Kırk çeriyle bir Kür Şad koskoca Çin’i yordu,
Başbuğumuz Atatürk yeni bir vatan kurdu.
Damarında asil kan öz yurdunda yaslı Türk,
Titre! Ve kendine gel! Yağılar sardı yurdu.
Osman Öcal
Yaz Kenara YİĞİTÇE
Be hey gafil bu ne haldir,
Göz kestirir alan eldir,
Boynunda ip altına at;
Yaz kenara tebligattır.
Yenen nane iz bırakır,
Sönen balon gaz bırakır,
Yanan bakır nursuz ışık;
Baz koynunda zor hayattır.
Başı kimdir sor devrene,
Şaşı gördü bak çevrene,
Kaşı çatık şişkin göbek;
Haz duyduğu serenattır.
Bele bağlı her aletin,
Dile düşmüş adaletin,
Kale olsa cebrî yasa;
Muz döşeli teminattır.
Gak karganın guk klibi,
Hak elendi kalbur dibi,
Tek kişilik bir tiyatro;
Kaz göğsünde tahiyyattır.
Deri kırkmaz soylu kasap,
Geri döner yanlış hesap,
Gri dalga mor aralık;
Caz dinleten safahattır.
Garp uyandı ıssız döşek,
Harp meydanı deli fişek,
Sarp kayada tutmaz ayak;
Naz kâr değil boş inattır.
Osman Öcal
Türkiye’nin Kızlarına Küfreden Züppe’ye
Bir yanımda şaklaban bir yanımda hödüğü,
Hödük kemçirir durur tüm milletin kızına.
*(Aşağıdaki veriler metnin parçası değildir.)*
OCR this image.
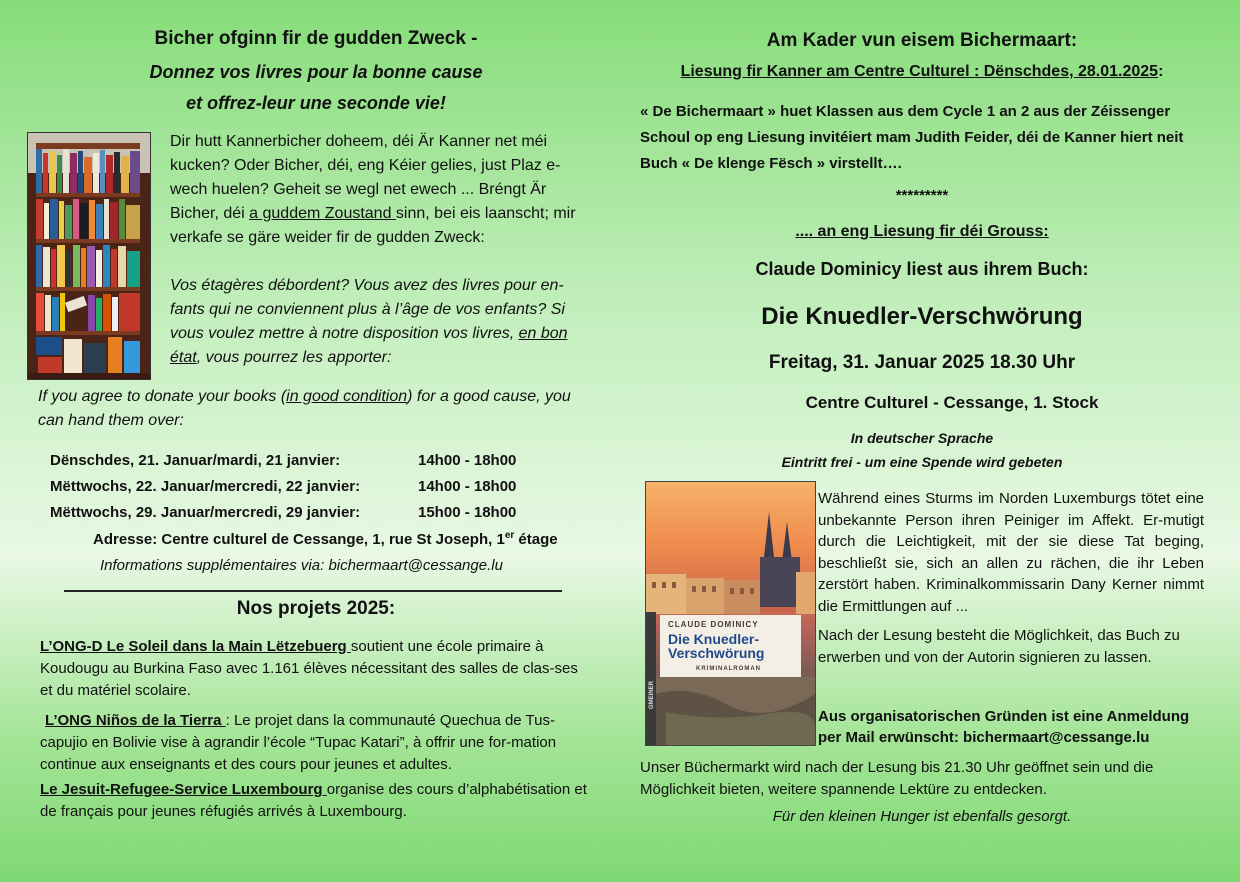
Bicher ofginn fir de gudden Zweck -
Donnez vos livres pour la bonne cause
et offrez-leur une seconde vie!
Dir hutt Kannerbicher doheem, déi Är Kanner net méi kucken? Oder Bicher, déi, eng Kéier gelies, just Plaz e-wech huelen? Geheit se wegl net ewech ... Bréngt Är Bicher, déi a guddem Zoustand sinn, bei eis laanscht; mir verkafe se gäre weider fir de gudden Zweck:
Vos étagères débordent? Vous avez des livres pour en-fants qui ne conviennent plus à l’âge de vos enfants? Si vous voulez mettre à notre disposition vos livres, en bon état, vous pourrez les apporter:
If you agree to donate your books (in good condition) for a good cause, you can hand them over:
Dënschdes, 21. Januar/mardi, 21 janvier:	14h00 - 18h00
Mëttwochs, 22. Januar/mercredi, 22 janvier:	14h00 - 18h00
Mëttwochs, 29. Januar/mercredi, 29 janvier:	15h00 - 18h00
Adresse: Centre culturel de Cessange, 1, rue St Joseph, 1er étage
Informations supplémentaires via: bichermaart@cessange.lu
Nos projets 2025:
L’ONG-D Le Soleil dans la Main Lëtzebuerg soutient une école primaire à Koudougu au Burkina Faso avec 1.161 élèves nécessitant des salles de clas-ses et du matériel scolaire.
L’ONG Niños de la Tierra : Le projet dans la communauté Quechua de Tus-capujio en Bolivie vise à agrandir l’école “Tupac Katari”, à offrir une for-mation continue aux enseignants et des cours pour jeunes et adultes.
Le Jesuit-Refugee-Service Luxembourg organise des cours d’alphabétisation et de français pour jeunes réfugiés arrivés à Luxembourg.
Am Kader vun eisem Bichermaart:
Liesung fir Kanner am Centre Culturel : Dënschdes, 28.01.2025:
« De Bichermaart » huet Klassen aus dem Cycle 1 an 2 aus der Zéissenger Schoul op eng Liesung invitéiert mam Judith Feider, déi de Kanner hiert neit Buch « De klenge Fësch » virstellt….
*********
.... an eng Liesung fir déi Grouss:
Claude Dominicy liest aus ihrem Buch:
Die Knuedler-Verschwörung
Freitag, 31. Januar 2025 18.30 Uhr
Centre Culturel - Cessange, 1. Stock
In deutscher Sprache
Eintritt frei - um eine Spende wird gebeten
CLAUDE DOMINICY
Die Knuedler-
Verschwörung
KRIMINALROMAN
GMEINER
Während eines Sturms im Norden Luxemburgs tötet eine unbekannte Person ihren Peiniger im Affekt. Er-mutigt durch die Leichtigkeit, mit der sie diese Tat beging, beschließt sie, sich an allen zu rächen, die ihr Leben zerstört haben. Kriminalkommissarin Dany Kerner nimmt die Ermittlungen auf ...
Nach der Lesung besteht die Möglichkeit, das Buch zu erwerben und von der Autorin signieren zu lassen.
Aus organisatorischen Gründen ist eine Anmeldung per Mail erwünscht: bichermaart@cessange.lu
Unser Büchermarkt wird nach der Lesung bis 21.30 Uhr geöffnet sein und die Möglichkeit bieten, weitere spannende Lektüre zu entdecken.
Für den kleinen Hunger ist ebenfalls gesorgt.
Aklı kendinden evvel Türkçü sanmış güdüğü,
Güdükte bir havlama tazı yetmez hızına.
Bizler birer ferdiyiz namusu var milletin,
Ana belli soy belli yiğidi var kurdu var.
Her birisi bir Kür Şad hakkını verir itin;
Yıkılmaz şanlı ülkü arkasında ordu var.
Güya Turancı imiş hedef bulur okuna,
Beni bana anlatır boynunda taşma ile.
İşimiz olmaz bizim Tanrım şahittir buna,
Dibinde sarı tilki üzümsüz asma ile.
Nüfustaki kütüğü arındırmaz çakalı,
Damardaki kan olur bir kimliğin onayı.
Bilsem ki işe yarar bırakırdım sakalı,
Azat edin kapıdan nesep bilmez danayı.
Töresi belli Türk’ün katuna saygı gerek,
Eğer bacın yok ise ana da bir katundur.
Babasını bilmeyen müşir olmuş engerek,
Engereği bilmeyen odun oğlu odundur.
Vuslatî’yim yetmez mi çok yıkama çuvalı,
Ya bu yırtık genişler ya tokacı kırarsın.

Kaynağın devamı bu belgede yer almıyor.